If you are looking for tool from Gnome Desktop Environment. Then probably, this is the interesting part:

gnome-core → glib-networking → libproxy1v5

Config Modules

Config modules read proxy configuration from a source. Every config module has a type. There are three confnig types: SYSTEM Defines configuration on a system-wide basis USER Defines configuration on a user-wide basis

SESSION Defines configuration for this current login session only A module can also choose to have no config type.

The config module sources (as of 0.4.15) are: direct always return direct://, this is the global fallback

envvar reads http_proxy, https_proxy, ftp_proxy and no_proxy environment variables gnome reads gconf (SESSION) gnome3 reads gsettings (SESSION) kde reads kconfig (SESSION) wpad always returns wpad://, this is used to fall back on autodetect if desired

By default, modules are called in the following order:

  1. USER
  2. SESSION
  3. SYSTEM
  4. envvar
  5. wpad
  6. direct

The order within the categories is undefined and could be random. If a module says it can't find the configuration, the next module is tried.
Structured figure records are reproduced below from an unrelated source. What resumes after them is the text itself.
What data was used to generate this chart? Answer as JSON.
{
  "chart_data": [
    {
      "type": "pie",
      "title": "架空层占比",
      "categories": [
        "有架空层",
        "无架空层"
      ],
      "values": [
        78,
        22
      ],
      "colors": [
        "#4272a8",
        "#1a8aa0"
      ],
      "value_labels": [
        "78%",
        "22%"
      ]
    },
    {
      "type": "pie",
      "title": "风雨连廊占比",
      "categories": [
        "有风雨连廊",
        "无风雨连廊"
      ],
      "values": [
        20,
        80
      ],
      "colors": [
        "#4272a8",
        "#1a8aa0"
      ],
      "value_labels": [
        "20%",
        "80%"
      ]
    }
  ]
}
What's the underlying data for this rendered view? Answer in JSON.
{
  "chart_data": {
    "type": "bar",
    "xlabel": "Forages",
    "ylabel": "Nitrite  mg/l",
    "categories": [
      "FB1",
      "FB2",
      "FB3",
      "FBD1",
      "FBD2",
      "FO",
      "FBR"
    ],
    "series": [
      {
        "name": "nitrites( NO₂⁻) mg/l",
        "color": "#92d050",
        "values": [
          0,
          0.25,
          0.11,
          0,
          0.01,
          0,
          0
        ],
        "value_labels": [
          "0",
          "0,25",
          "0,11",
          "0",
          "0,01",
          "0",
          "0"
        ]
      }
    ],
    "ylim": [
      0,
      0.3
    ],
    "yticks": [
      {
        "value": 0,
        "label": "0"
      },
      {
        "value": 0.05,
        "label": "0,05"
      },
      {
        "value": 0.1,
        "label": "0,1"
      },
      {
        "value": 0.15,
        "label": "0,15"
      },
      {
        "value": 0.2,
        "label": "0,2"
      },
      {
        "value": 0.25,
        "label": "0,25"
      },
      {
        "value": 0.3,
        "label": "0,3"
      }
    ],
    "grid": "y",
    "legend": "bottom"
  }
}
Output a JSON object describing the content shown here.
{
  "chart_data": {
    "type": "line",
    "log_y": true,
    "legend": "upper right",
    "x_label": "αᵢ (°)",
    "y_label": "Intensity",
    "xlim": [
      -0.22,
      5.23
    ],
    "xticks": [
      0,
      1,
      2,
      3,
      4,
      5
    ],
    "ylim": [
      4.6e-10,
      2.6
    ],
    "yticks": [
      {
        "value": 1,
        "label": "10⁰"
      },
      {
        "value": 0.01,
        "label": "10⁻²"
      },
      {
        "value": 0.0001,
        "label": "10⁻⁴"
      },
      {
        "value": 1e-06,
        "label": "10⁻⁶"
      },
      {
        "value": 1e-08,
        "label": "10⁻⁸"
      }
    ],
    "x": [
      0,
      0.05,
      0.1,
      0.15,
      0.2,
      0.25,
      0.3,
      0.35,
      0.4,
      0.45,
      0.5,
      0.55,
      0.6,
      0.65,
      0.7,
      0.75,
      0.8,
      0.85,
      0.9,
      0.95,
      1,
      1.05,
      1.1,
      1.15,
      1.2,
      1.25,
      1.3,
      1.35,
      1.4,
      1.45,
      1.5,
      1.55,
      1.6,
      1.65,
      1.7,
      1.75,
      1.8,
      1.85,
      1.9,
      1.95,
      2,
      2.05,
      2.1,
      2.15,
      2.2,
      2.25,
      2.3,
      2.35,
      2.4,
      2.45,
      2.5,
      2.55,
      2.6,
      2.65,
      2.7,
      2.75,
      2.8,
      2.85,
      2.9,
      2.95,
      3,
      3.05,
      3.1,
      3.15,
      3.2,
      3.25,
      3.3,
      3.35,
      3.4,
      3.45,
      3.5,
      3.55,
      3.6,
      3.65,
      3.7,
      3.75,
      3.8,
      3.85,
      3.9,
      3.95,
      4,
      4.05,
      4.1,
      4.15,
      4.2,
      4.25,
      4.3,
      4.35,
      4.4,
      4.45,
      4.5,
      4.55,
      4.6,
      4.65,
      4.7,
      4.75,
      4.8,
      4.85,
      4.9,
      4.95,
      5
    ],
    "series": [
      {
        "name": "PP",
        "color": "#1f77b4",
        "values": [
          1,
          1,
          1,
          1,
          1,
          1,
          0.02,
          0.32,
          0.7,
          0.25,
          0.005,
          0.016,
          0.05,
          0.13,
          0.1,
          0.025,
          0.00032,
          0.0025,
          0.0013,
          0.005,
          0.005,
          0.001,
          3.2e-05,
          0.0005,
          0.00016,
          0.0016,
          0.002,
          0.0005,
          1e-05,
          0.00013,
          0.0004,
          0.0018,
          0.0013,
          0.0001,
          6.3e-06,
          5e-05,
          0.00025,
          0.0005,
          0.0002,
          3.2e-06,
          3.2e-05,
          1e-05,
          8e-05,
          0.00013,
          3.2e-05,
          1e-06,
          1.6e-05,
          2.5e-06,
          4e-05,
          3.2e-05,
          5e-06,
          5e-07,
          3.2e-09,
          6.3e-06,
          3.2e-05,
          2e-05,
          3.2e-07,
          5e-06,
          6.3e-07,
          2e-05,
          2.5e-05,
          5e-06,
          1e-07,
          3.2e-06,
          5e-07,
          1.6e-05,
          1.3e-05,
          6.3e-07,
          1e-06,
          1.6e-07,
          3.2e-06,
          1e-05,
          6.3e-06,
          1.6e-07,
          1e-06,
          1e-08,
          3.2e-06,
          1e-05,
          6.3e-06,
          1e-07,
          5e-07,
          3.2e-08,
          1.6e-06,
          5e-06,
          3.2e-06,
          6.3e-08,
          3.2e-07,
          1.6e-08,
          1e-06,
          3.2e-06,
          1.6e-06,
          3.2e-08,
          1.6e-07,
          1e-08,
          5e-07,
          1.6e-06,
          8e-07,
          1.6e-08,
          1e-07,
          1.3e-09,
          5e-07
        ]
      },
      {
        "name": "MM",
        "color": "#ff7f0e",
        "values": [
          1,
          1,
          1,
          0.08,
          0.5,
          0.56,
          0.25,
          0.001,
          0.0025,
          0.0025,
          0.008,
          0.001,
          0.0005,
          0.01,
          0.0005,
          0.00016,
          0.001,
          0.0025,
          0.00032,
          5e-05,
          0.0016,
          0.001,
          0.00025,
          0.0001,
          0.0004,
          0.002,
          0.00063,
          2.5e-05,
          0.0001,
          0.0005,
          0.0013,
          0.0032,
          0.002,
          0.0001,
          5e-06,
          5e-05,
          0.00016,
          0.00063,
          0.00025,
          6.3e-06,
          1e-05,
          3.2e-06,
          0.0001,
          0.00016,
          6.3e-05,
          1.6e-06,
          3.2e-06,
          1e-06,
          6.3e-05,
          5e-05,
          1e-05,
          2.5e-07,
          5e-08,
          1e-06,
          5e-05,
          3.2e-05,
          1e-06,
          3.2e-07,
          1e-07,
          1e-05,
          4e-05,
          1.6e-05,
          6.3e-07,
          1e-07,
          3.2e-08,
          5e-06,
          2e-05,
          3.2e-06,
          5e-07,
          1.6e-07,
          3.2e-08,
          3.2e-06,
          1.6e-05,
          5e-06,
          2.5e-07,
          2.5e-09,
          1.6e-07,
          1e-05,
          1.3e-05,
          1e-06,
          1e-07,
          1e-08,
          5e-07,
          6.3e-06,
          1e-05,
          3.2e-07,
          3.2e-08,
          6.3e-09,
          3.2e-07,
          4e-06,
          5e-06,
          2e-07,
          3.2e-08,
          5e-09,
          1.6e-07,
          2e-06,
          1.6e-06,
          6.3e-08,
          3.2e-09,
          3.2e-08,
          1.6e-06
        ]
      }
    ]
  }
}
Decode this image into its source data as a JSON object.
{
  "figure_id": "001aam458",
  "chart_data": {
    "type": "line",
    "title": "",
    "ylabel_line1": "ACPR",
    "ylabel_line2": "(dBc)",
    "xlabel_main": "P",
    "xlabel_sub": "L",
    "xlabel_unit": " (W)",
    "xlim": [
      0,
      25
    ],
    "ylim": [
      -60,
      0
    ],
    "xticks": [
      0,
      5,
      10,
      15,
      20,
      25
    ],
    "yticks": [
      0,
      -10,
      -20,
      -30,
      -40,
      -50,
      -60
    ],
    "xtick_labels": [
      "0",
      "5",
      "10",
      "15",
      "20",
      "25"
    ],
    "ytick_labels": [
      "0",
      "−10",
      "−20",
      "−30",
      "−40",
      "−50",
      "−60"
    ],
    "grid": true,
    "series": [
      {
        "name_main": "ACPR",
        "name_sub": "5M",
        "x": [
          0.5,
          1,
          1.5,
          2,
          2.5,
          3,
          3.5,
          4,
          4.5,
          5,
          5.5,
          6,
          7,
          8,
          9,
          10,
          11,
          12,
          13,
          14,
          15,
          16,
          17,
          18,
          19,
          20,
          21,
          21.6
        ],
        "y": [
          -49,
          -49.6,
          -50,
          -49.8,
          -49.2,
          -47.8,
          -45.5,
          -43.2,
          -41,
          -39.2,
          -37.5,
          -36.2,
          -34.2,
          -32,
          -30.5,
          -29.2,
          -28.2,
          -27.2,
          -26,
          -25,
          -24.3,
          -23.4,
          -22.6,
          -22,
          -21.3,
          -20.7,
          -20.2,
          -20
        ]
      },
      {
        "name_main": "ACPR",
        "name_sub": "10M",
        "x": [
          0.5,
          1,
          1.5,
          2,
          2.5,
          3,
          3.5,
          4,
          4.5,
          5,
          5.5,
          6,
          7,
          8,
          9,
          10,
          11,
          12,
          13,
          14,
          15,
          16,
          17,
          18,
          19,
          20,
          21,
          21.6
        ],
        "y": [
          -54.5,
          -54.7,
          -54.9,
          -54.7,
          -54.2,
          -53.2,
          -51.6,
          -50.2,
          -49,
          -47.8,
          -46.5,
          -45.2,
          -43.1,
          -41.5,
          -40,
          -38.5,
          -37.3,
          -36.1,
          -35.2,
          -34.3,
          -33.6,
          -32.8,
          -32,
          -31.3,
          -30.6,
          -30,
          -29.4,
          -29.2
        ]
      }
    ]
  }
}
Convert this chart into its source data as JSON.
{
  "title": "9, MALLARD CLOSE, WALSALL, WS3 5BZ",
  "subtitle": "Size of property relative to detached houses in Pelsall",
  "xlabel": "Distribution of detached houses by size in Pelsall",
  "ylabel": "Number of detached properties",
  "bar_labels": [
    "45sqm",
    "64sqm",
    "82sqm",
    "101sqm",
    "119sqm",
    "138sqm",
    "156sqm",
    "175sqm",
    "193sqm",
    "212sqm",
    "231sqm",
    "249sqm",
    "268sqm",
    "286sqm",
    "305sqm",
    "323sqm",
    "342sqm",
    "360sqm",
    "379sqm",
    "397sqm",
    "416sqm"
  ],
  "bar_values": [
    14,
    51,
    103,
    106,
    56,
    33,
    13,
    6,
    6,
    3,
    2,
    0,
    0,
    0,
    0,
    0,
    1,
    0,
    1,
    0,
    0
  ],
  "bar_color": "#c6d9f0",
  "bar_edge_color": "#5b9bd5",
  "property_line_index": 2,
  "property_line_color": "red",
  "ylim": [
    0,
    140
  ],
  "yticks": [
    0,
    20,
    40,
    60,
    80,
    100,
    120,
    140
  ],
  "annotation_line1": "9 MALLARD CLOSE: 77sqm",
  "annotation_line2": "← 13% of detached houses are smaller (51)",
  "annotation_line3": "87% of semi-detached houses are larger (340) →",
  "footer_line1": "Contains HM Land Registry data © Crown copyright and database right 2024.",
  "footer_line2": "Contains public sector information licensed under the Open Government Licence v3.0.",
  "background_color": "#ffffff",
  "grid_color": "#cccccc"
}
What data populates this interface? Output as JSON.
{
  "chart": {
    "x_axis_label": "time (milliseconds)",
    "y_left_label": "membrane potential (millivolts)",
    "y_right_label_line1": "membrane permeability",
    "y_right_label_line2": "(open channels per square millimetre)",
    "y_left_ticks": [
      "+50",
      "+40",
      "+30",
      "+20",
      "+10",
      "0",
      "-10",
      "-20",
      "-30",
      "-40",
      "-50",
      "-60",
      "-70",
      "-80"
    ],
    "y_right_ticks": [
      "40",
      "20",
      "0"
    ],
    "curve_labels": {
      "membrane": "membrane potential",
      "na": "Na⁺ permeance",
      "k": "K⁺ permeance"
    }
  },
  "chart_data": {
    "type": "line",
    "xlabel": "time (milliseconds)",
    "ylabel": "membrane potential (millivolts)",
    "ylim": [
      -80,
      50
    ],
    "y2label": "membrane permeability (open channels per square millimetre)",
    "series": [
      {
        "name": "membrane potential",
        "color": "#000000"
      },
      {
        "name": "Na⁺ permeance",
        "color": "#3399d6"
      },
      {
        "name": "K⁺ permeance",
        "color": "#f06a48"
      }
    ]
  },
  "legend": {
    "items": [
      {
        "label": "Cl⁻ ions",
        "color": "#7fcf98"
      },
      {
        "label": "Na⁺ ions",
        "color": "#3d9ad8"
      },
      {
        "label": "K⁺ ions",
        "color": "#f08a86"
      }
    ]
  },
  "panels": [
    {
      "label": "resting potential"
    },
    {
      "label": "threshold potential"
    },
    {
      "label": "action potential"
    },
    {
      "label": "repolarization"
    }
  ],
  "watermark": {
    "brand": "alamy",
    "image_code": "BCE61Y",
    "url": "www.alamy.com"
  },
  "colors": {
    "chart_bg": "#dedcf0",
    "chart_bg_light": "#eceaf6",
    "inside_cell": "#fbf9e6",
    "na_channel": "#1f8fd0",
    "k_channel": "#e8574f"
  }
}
The module order can be manually specified through an environmental variable (PX_CONFIG_ORDER). The order indicated in this variable does not replace the internal order, but prepends to it. Thus, if you wanted to prefer (for forcing a module, see whitelist/blacklist above) the usage of envvar, you would specify the following which would put envvar first in the list: export PX_CONFIG_ORDER=config_envvar

You can also lock-down the module order for all users on a system using /etc/proxy.conf. This feature is not yet documented (any volunteers!?).